In this paper, we propose a semi-supervised learning model (CqSL) that features multiple novel loss functions, including mutual information minimization (MIM), which minimizes the mutual information between the domain-invariant as well as domain-specific features. Empirically, we show that disentanglement with mutual information can improve the performance of the segmentation accuracy, while combined with an adversarial and a reconstruction block. Our novel use of total loss function enforces the network to capture both the spatial and intensity information. Our weighted soft focal loss can minimize the class imbalance problem by applying varying weights over different classes along with a modulating term. We apply the proposed model to cardiac image segmentation tasks with varying proportion of labeled data.

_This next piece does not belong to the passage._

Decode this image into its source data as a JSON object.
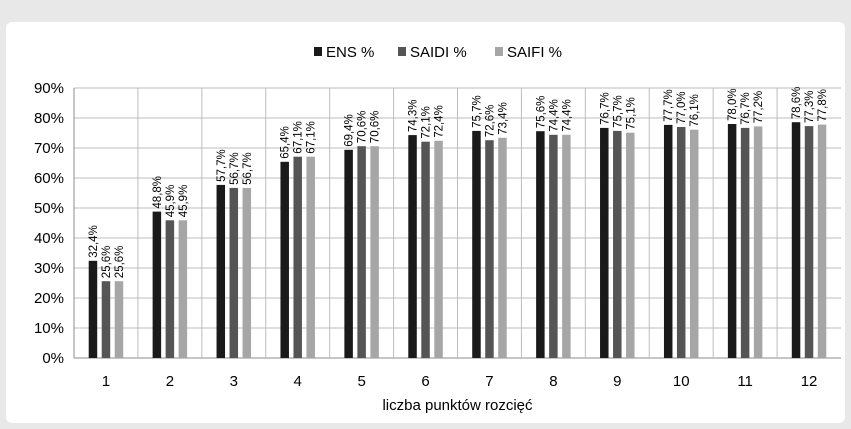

Our proposed CqSL model achieves 85% accuracy, significantly outperforming other baselines. We incrementally add each component, aiming to study their effectiveness on the final results: (model I: only a GAN architecture (Figure 3c); model II: GAN + reconstruction (Figure 3c,d); model III: GAN + reconstruction + disentangled block (Figure 3a–d).

In light of consistency, all four implemented CqSL variants are evaluated and compared to the baselines, but as shown in Table 1, Table 2 and Table 3, the first variant (${}^1$CqS) performs best and hence it is deemed as the most suitable and recommended CqSL framework.

The experimental results reported in this manuscript show that the proposed CqSL framework outperforms semi-supervised learning with GANs [56] as well as fully supervised-type models when using as little as even 1% labeled data and display similar performance and comparable accuracy when employing more than 50% labeled data. Unlike these, we use adversarial-Geman–McClure (adv-GM) loss to force mask generation to be spatially aligned with the image. Furthermore, we discover that the semi-supervised segmentation approach of Hung et al. [18] obtains results slightly inferior to ours. Hung et al. reported that their adversarial model achieved a 80.63% accuracy when trained on 20% labeled data using the ACDC dataset, whereas our model achieved a 81.44% accuracy under similar training conditions.

Hence, the proposed method is the first to achieve significant performance for 4D cine cardiac MRI image segmentation with very minimal annotated data, specifically 1% of the training dataset. This is a key feature of the proposed work and hence a significant contribution to the medical (cardiac, in particular) image segmentation, as access to large amounts of expert-annotated ground truth imaging data is expensive in the medical field. Nevertheless, here we demonstrate that CqSL can still yield segmentation accuracy superior to other semi-supervised methods while requiring minimal annotated data for training.